Ultra-low confidence in home market - But realtors certain a rebound is ahead
Left: Realtor Anya Levy of Valerie Levy and Associates saysthe cost of borrowing is prohibitive. Center: Real-estate broker Andrew Issa of Coldwell Banker expects a strong rebound in real-estate transactions. Right: Edwin Wint, president of the Realtors Association of Jamaica, says the home market is anxious for a settled IMF deal. - file Photos
INDUSTRY PLAYERS in real estate are still upbeat that 2010 will see an improvement in the market on expectations that the cost of borrowing will become cheaper as interest rates trend downwards.
This, despite reports that consumer confidence in the economy remains low.
The Jamaica Conference Board's fourth-quarter survey of consumer confidence indicated that spending was likely to continue declining on expectations that the economy would worsen this year, and that plans for home purchases were especially low.
Government planners and econo-mists, however, are projecting a half-percentage point in growth, after an approximate 3.0 per cent decline forecast for 2009.
Professor Richard Curtin, head of the Survey Research Centre at the University of Michigan, and the analyst of the confidence surveys, said at the presentation of the Q4 findings in Kingston on January 12 that only nine per cent of some 600 consumers surveyed had plans to buy a house.
This was down from 10 per cent from the the third quarter and 11 per cent a year ago.
Hindered by interest rates
Anya Levy, real-estate agent at Valerie Levy and Associates, said the data reflected conditions on the ground.
"I couldn't be surprised or shocked at this statistic.
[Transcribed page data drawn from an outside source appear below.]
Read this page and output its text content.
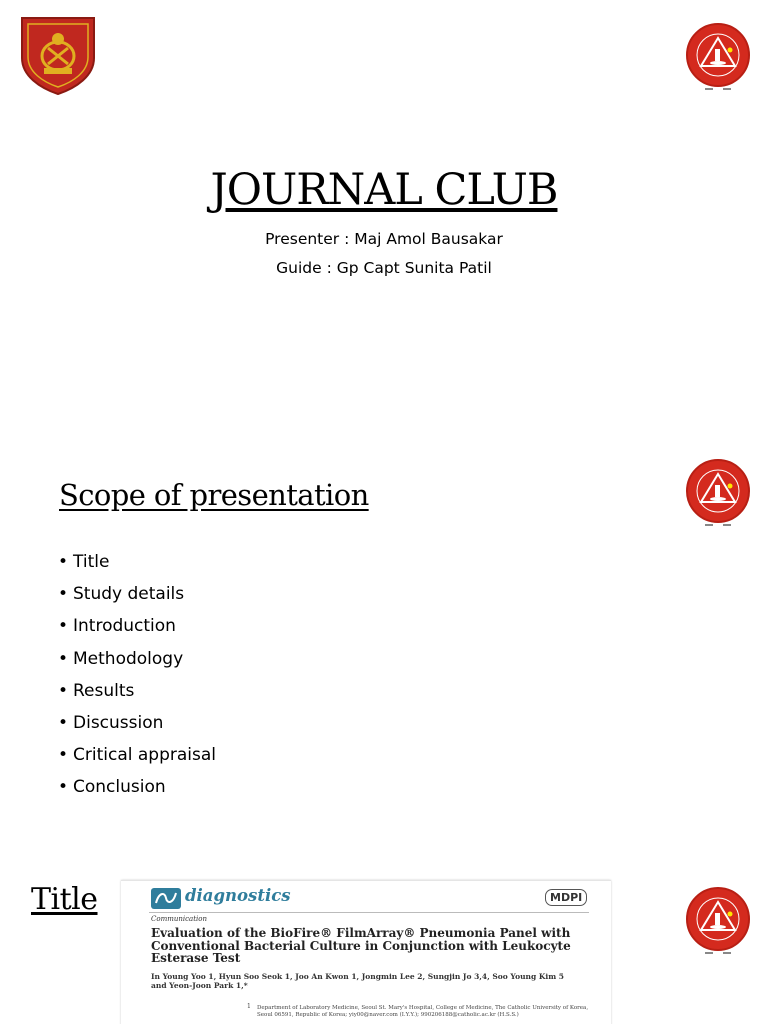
JOURNAL CLUB
Presenter : Maj Amol Bausakar
Guide : Gp Capt Sunita Patil
Scope of presentation
• Title
• Study details
• Introduction
• Methodology
• Results
• Discussion
• Critical appraisal
• Conclusion
Title	diagnostics	MDPI
Communication
Evaluation of the BioFire® FilmArray® Pneumonia Panel with Conventional Bacterial Culture in Conjunction with Leukocyte Esterase Test
In Young Yoo 1, Hyun Soo Seok 1, Joo An Kwon 1, Jongmin Lee 2, Sungjin Jo 3,4, Soo Young Kim 5 and Yeon-Joon Park 1,*
1 Department of Laboratory Medicine, Seoul St. Mary's Hospital, College of Medicine, The Catholic University of Korea, Seoul 06591, Republic of Korea; yiy00@naver.com (I.Y.Y.); 990206188@catholic.ac.kr (H.S.S.)
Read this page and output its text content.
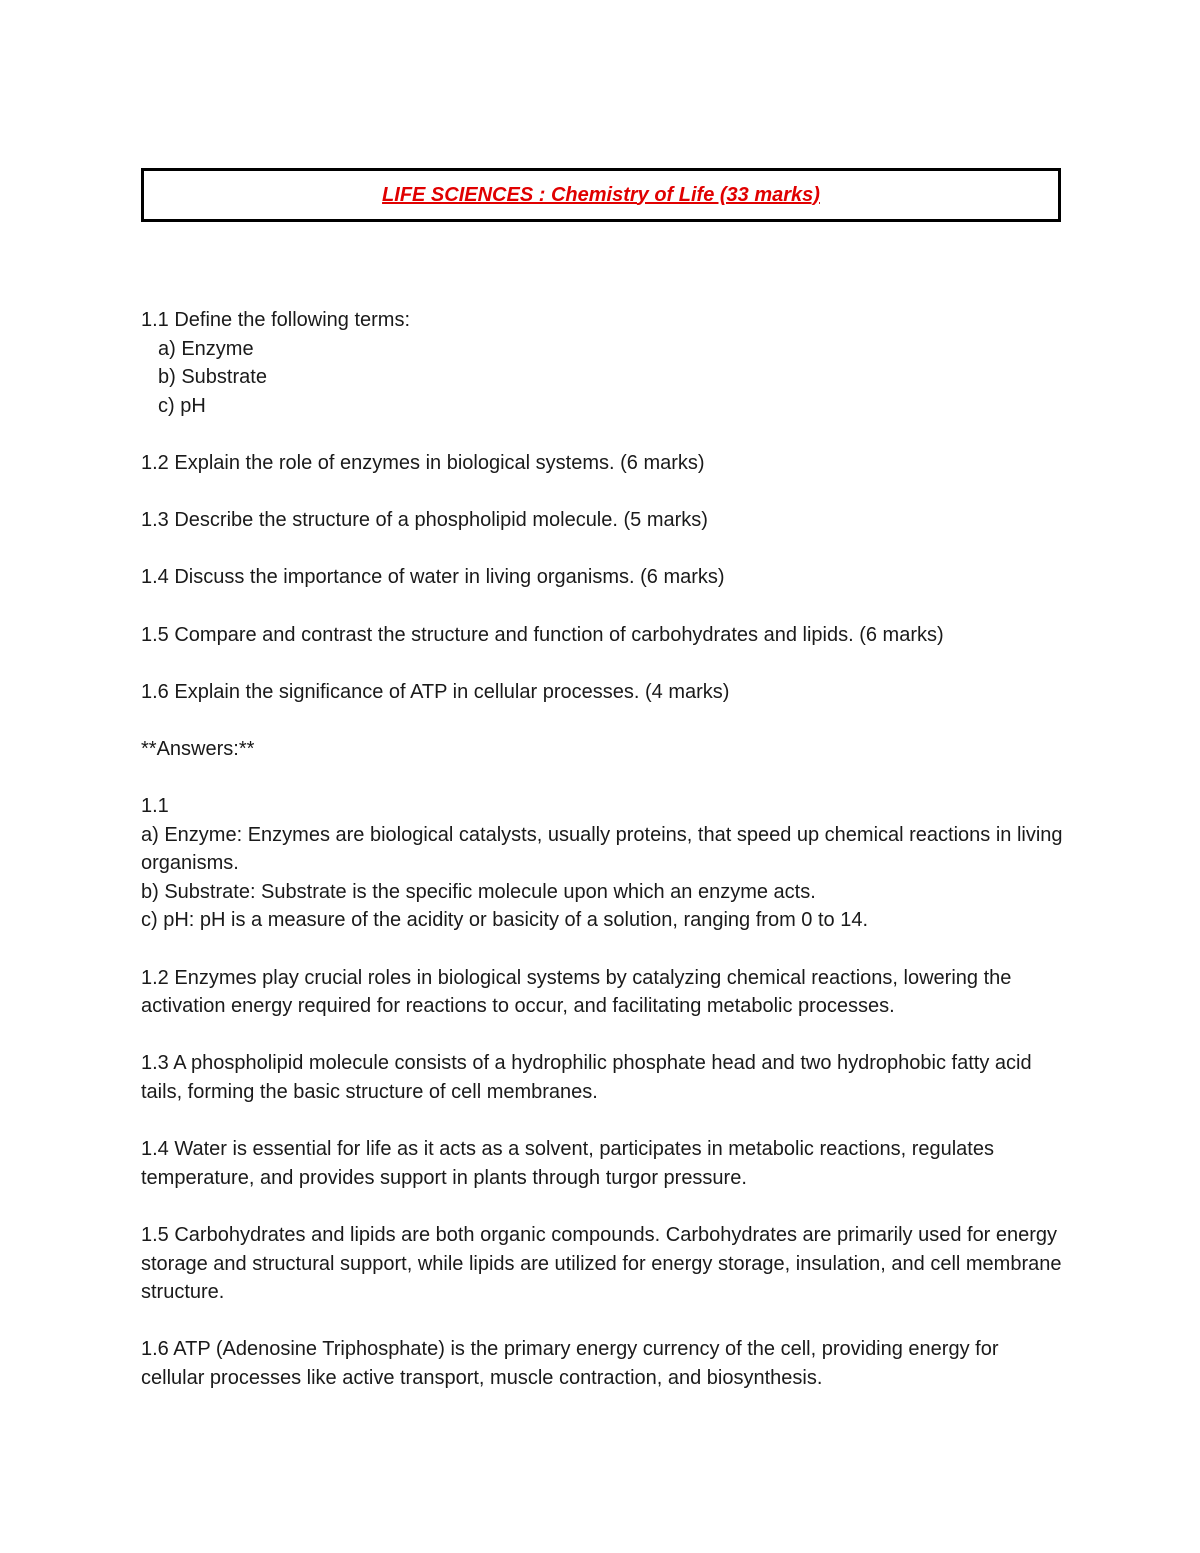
LIFE SCIENCES : Chemistry of Life (33 marks)
1.1 Define the following terms:
a) Enzyme
b) Substrate
c) pH
1.2 Explain the role of enzymes in biological systems. (6 marks)
1.3 Describe the structure of a phospholipid molecule. (5 marks)
1.4 Discuss the importance of water in living organisms. (6 marks)
1.5 Compare and contrast the structure and function of carbohydrates and lipids. (6 marks)
1.6 Explain the significance of ATP in cellular processes. (4 marks)
**Answers:**
1.1
a) Enzyme: Enzymes are biological catalysts, usually proteins, that speed up chemical reactions in living organisms.
b) Substrate: Substrate is the specific molecule upon which an enzyme acts.
c) pH: pH is a measure of the acidity or basicity of a solution, ranging from 0 to 14.
1.2 Enzymes play crucial roles in biological systems by catalyzing chemical reactions, lowering the activation energy required for reactions to occur, and facilitating metabolic processes.
1.3 A phospholipid molecule consists of a hydrophilic phosphate head and two hydrophobic fatty acid tails, forming the basic structure of cell membranes.
1.4 Water is essential for life as it acts as a solvent, participates in metabolic reactions, regulates temperature, and provides support in plants through turgor pressure.
1.5 Carbohydrates and lipids are both organic compounds. Carbohydrates are primarily used for energy storage and structural support, while lipids are utilized for energy storage, insulation, and cell membrane structure.
1.6 ATP (Adenosine Triphosphate) is the primary energy currency of the cell, providing energy for cellular processes like active transport, muscle contraction, and biosynthesis.
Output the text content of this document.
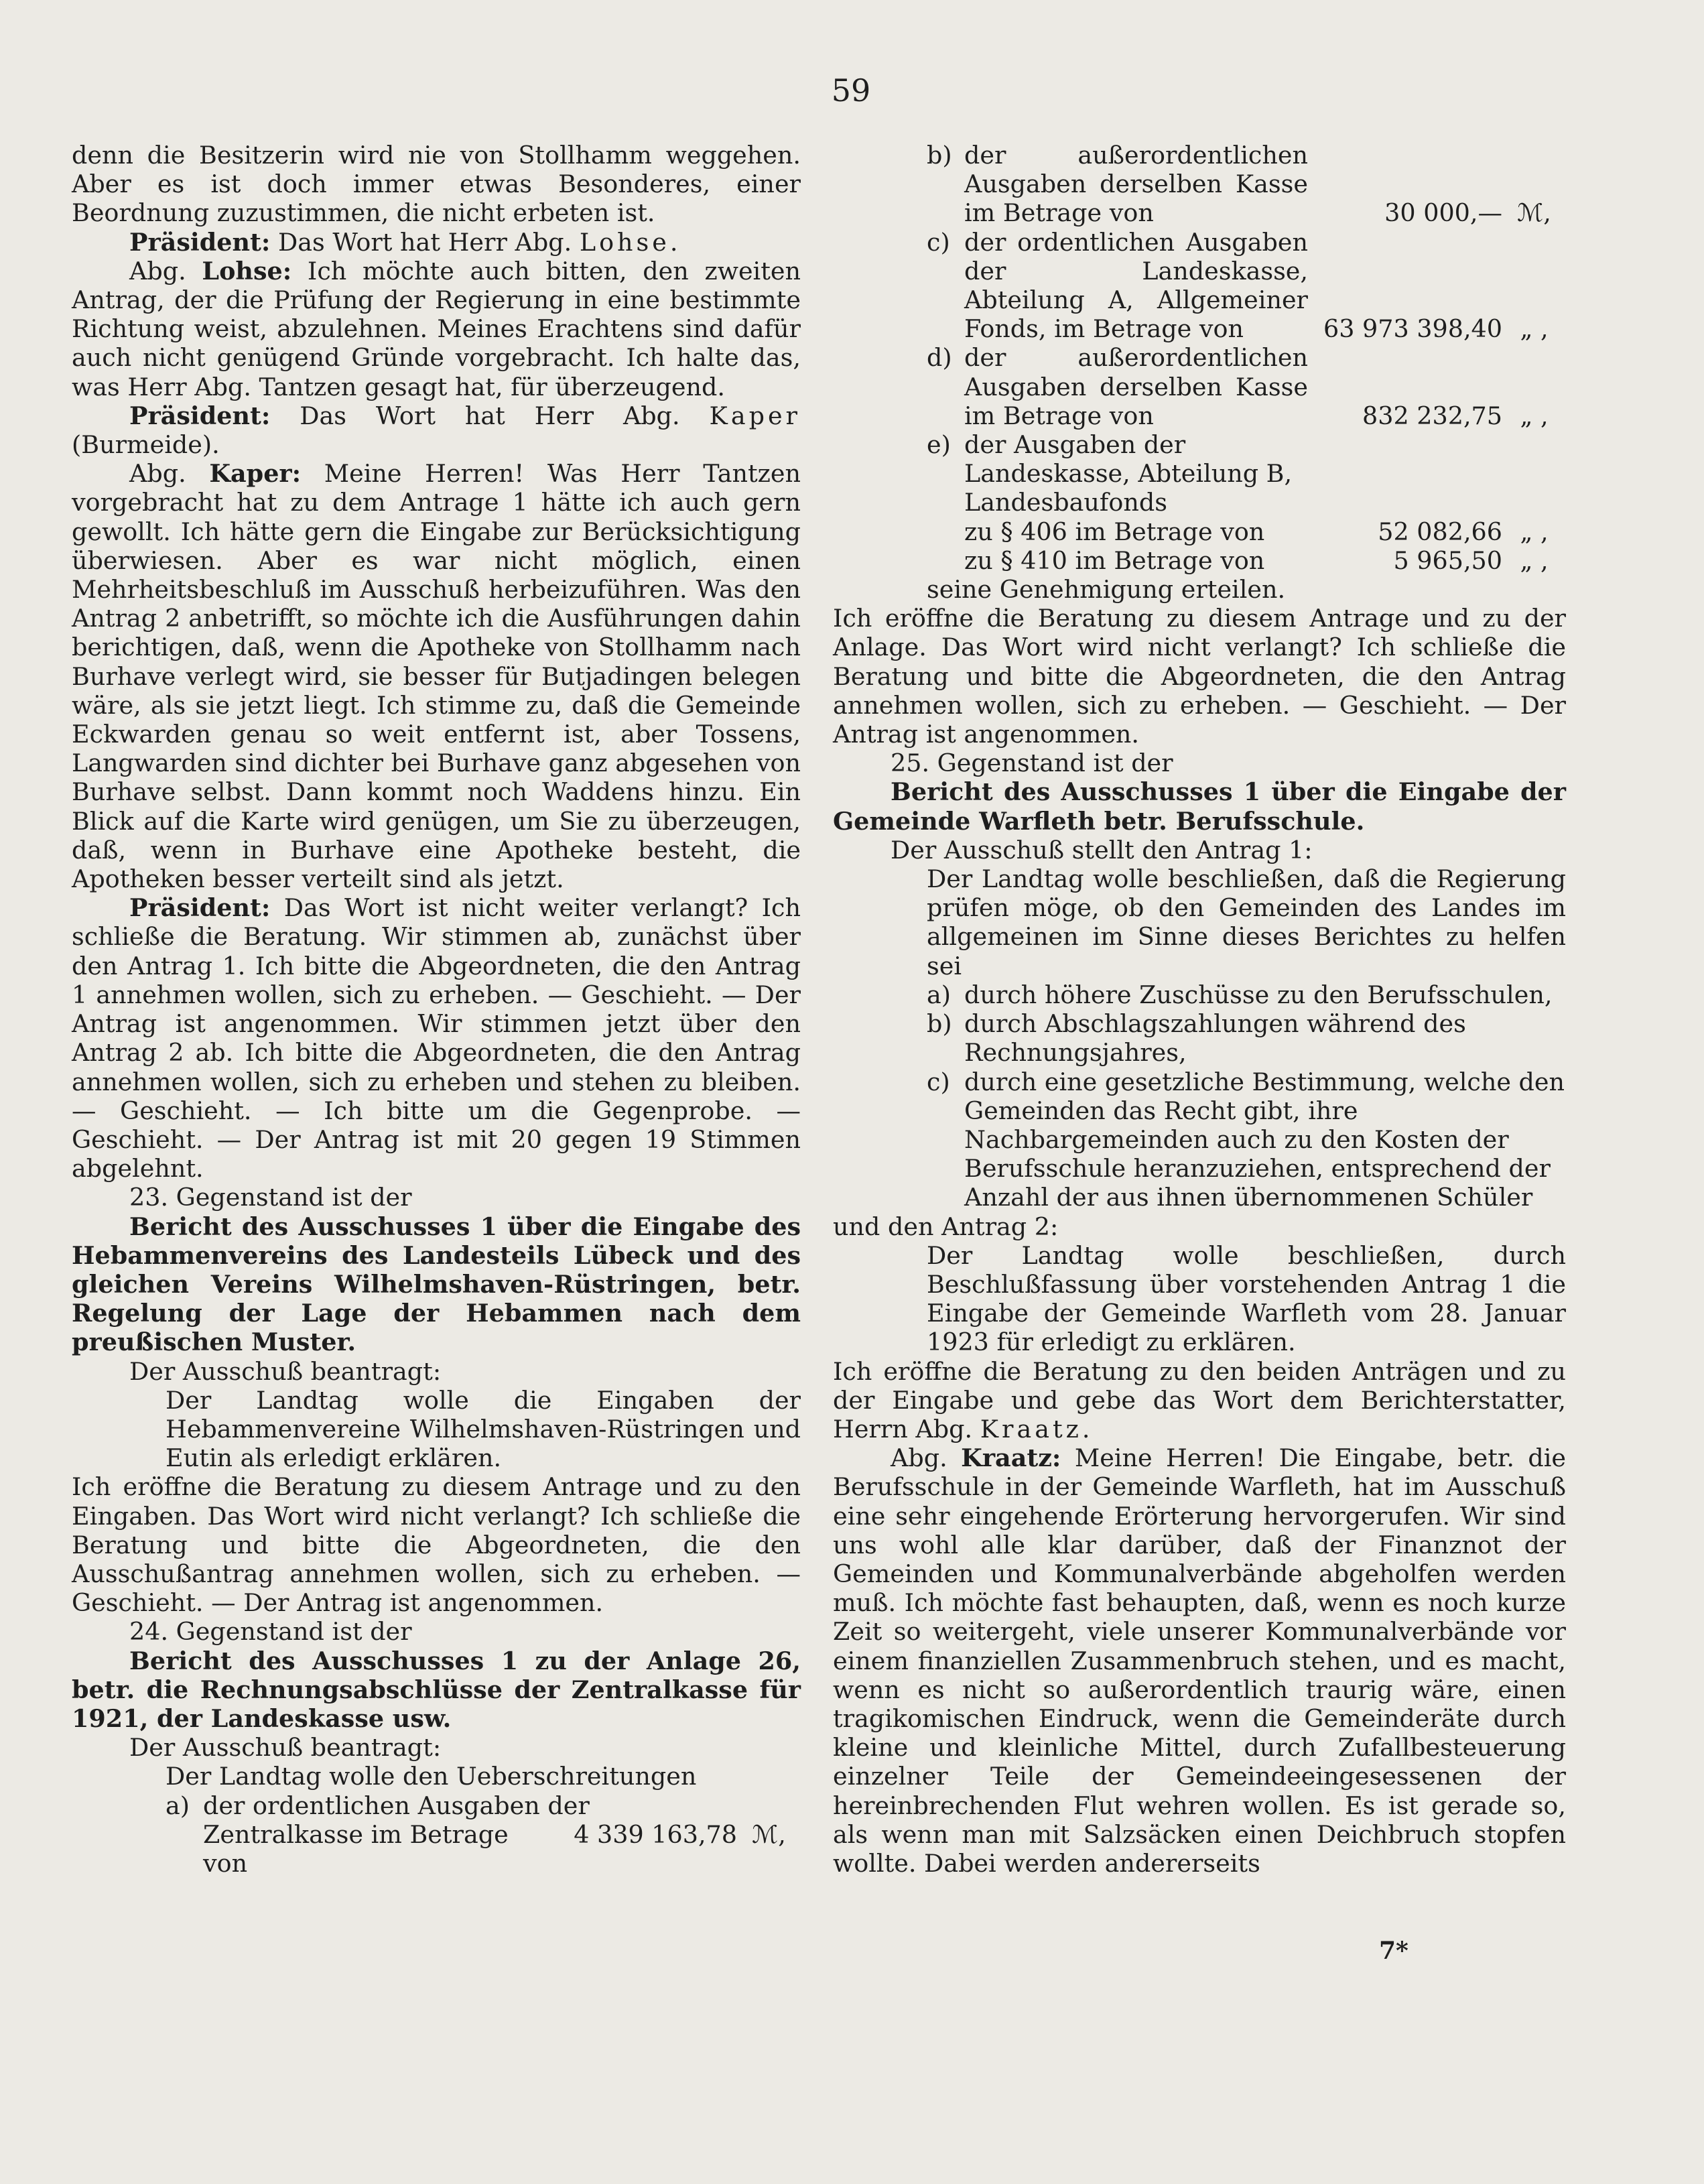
59

denn die Besitzerin wird nie von Stollhamm weggehen. Aber es ist doch immer etwas Besonderes, einer Beordnung zuzustimmen, die nicht erbeten ist.

Präsident: Das Wort hat Herr Abg. Lohse.

Abg. Lohse: Ich möchte auch bitten, den zweiten Antrag, der die Prüfung der Regierung in eine bestimmte Richtung weist, abzulehnen. Meines Erachtens sind dafür auch nicht genügend Gründe vorgebracht. Ich halte das, was Herr Abg. Tantzen gesagt hat, für überzeugend.

Präsident: Das Wort hat Herr Abg. Kaper (Burmeide).

Abg. Kaper: Meine Herren! Was Herr Tantzen vorgebracht hat zu dem Antrage 1 hätte ich auch gern gewollt. Ich hätte gern die Eingabe zur Berücksichtigung überwiesen. Aber es war nicht möglich, einen Mehrheitsbeschluß im Ausschuß herbeizuführen. Was den Antrag 2 anbetrifft, so möchte ich die Ausführungen dahin berichtigen, daß, wenn die Apotheke von Stollhamm nach Burhave verlegt wird, sie besser für Butjadingen belegen wäre, als sie jetzt liegt. Ich stimme zu, daß die Gemeinde Eckwarden genau so weit entfernt ist, aber Tossens, Langwarden sind dichter bei Burhave ganz abgesehen von Burhave selbst. Dann kommt noch Waddens hinzu. Ein Blick auf die Karte wird genügen, um Sie zu überzeugen, daß, wenn in Burhave eine Apotheke besteht, die Apotheken besser verteilt sind als jetzt.

Präsident: Das Wort ist nicht weiter verlangt? Ich schließe die Beratung. Wir stimmen ab, zunächst über den Antrag 1. Ich bitte die Abgeordneten, die den Antrag 1 annehmen wollen, sich zu erheben. — Geschieht. — Der Antrag ist angenommen. Wir stimmen jetzt über den Antrag 2 ab. Ich bitte die Abgeordneten, die den Antrag annehmen wollen, sich zu erheben und stehen zu bleiben. — Geschieht. — Ich bitte um die Gegenprobe. — Geschieht. — Der Antrag ist mit 20 gegen 19 Stimmen abgelehnt.

23. Gegenstand ist der

Bericht des Ausschusses 1 über die Eingabe des Hebammenvereins des Landesteils Lübeck und des gleichen Vereins Wilhelmshaven-Rüstringen, betr. Regelung der Lage der Hebammen nach dem preußischen Muster.

Der Ausschuß beantragt:

Der Landtag wolle die Eingaben der Hebammenvereine Wilhelmshaven-Rüstringen und Eutin als erledigt erklären.

Ich eröffne die Beratung zu diesem Antrage und zu den Eingaben. Das Wort wird nicht verlangt? Ich schließe die Beratung und bitte die Abgeordneten, die den Ausschußantrag annehmen wollen, sich zu erheben. — Geschieht. — Der Antrag ist angenommen.

24. Gegenstand ist der

Bericht des Ausschusses 1 zu der Anlage 26, betr. die Rechnungsabschlüsse der Zentralkasse für 1921, der Landeskasse usw.

Der Ausschuß beantragt:

Der Landtag wolle den Ueberschreitungen

a) der ordentlichen Ausgaben der
Zentralkasse im Betrage von
4 339 163,78 ℳ,
b) der außerordentlichen Ausgaben derselben Kasse im Betrage von	30 000,— ℳ,
c) der ordentlichen Ausgaben der Landeskasse, Abteilung A, Allgemeiner Fonds, im Betrage von	63 973 398,40 „ ,
d) der außerordentlichen Ausgaben derselben Kasse im Betrage von	832 232,75 „ ,
e) der Ausgaben der Landeskasse, Abteilung B, Landesbaufonds
zu § 406 im Betrage von	52 082,66 „ ,
zu § 410 im Betrage von	5 965,50 „ ,

seine Genehmigung erteilen.

Ich eröffne die Beratung zu diesem Antrage und zu der Anlage. Das Wort wird nicht verlangt? Ich schließe die Beratung und bitte die Abgeordneten, die den Antrag annehmen wollen, sich zu erheben. — Geschieht. — Der Antrag ist angenommen.

25. Gegenstand ist der

Bericht des Ausschusses 1 über die Eingabe der Gemeinde Warfleth betr. Berufsschule.

Der Ausschuß stellt den Antrag 1:

Der Landtag wolle beschließen, daß die Regierung prüfen möge, ob den Gemeinden des Landes im allgemeinen im Sinne dieses Berichtes zu helfen sei

a) durch höhere Zuschüsse zu den Berufsschulen,
b) durch Abschlagszahlungen während des Rechnungsjahres,
c) durch eine gesetzliche Bestimmung, welche den Gemeinden das Recht gibt, ihre Nachbargemeinden auch zu den Kosten der Berufsschule heranzuziehen, entsprechend der Anzahl der aus ihnen übernommenen Schüler

und den Antrag 2:

Der Landtag wolle beschließen, durch Beschlußfassung über vorstehenden Antrag 1 die Eingabe der Gemeinde Warfleth vom 28. Januar 1923 für erledigt zu erklären.

Ich eröffne die Beratung zu den beiden Anträgen und zu der Eingabe und gebe das Wort dem Berichterstatter, Herrn Abg. Kraatz.

Abg. Kraatz: Meine Herren! Die Eingabe, betr. die Berufsschule in der Gemeinde Warfleth, hat im Ausschuß eine sehr eingehende Erörterung hervorgerufen. Wir sind uns wohl alle klar darüber, daß der Finanznot der Gemeinden und Kommunalverbände abgeholfen werden muß. Ich möchte fast behaupten, daß, wenn es noch kurze Zeit so weitergeht, viele unserer Kommunalverbände vor einem finanziellen Zusammenbruch stehen, und es macht, wenn es nicht so außerordentlich traurig wäre, einen tragikomischen Eindruck, wenn die Gemeinderäte durch kleine und kleinliche Mittel, durch Zufallbesteuerung einzelner Teile der Gemeindeeingesessenen der hereinbrechenden Flut wehren wollen. Es ist gerade so, als wenn man mit Salzsäcken einen Deichbruch stopfen wollte. Dabei werden andererseits

7*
It all boils down to the interest rates," said Levy.
"The interest rate is bundled in the cost of purchasing and it is so high that it is making it prohibitive to buy."
Mortgages for new home buyers are priced at about 13.75 per cent and upwards on the private market.
"Because of the high interest rates, people are putting their money on high-interest rate instruments," she said.
Andrew Issa of Coldwell Banker Jamaica is optimistic that not only will real estate regain ground this year as soon as interest rates decline, but that the rebound would be strong.
"I think that the fact that mortgage rates are going to be coming down, the confidence is going to come back in the market, and this is going to be an exceptional year for real estate," he said.
Interest rates have been trending down since last July when the Bank of Jamaica began cutting signal rates.
The banks responded with one- and two-point cuts of their own, but mortgage institutions have not.
Benchmark interest rates have dropped to 15-17 per cent, but banks are still lending at rates above 19 per cent.
As part of its debt-management strategy, the Government has cut interest rates on its domestic bonds to around 12.25 per cent in an offer that closed January 26.
The Bank of Jamaica, whose benchmark rate is now at 15 per cent, is expected to cut rates further once the bond offer is settled on February 16.
Curtin also noted that the declines in purchasing were among upper-income and middle-age households - a point that Issa also made.
"When interest rates are coming down, people are going to look at their money and say, 'My money isn't working in the bank', so they are either going to move it or put it into real estate," he predicted.
Edwin Wint, president of the Realtors Association of Jamaica, said the Conference Board survey mirrored what was happening in the market, but he noted that if the market were segmented, the data would not apply in some areas.
"There is a level of uncertainty, not only among homeowners but the entire (spectrum of) consumer confidence," he said.
"What they want to see is a settled IMF agreement, a settled macro-economic framework - there is too much of an uncertain period in getting the IMF in place."
The International Monetary Fund was due to sign off on a US$1.25- billion loan facility for Jamaica on Wednesday.
Wint was, however, optimistic that consumer confidence would begin to improve by the middle of the year.
"That perception should improve, and going to the end of the year we should start seeing some recovery," he said.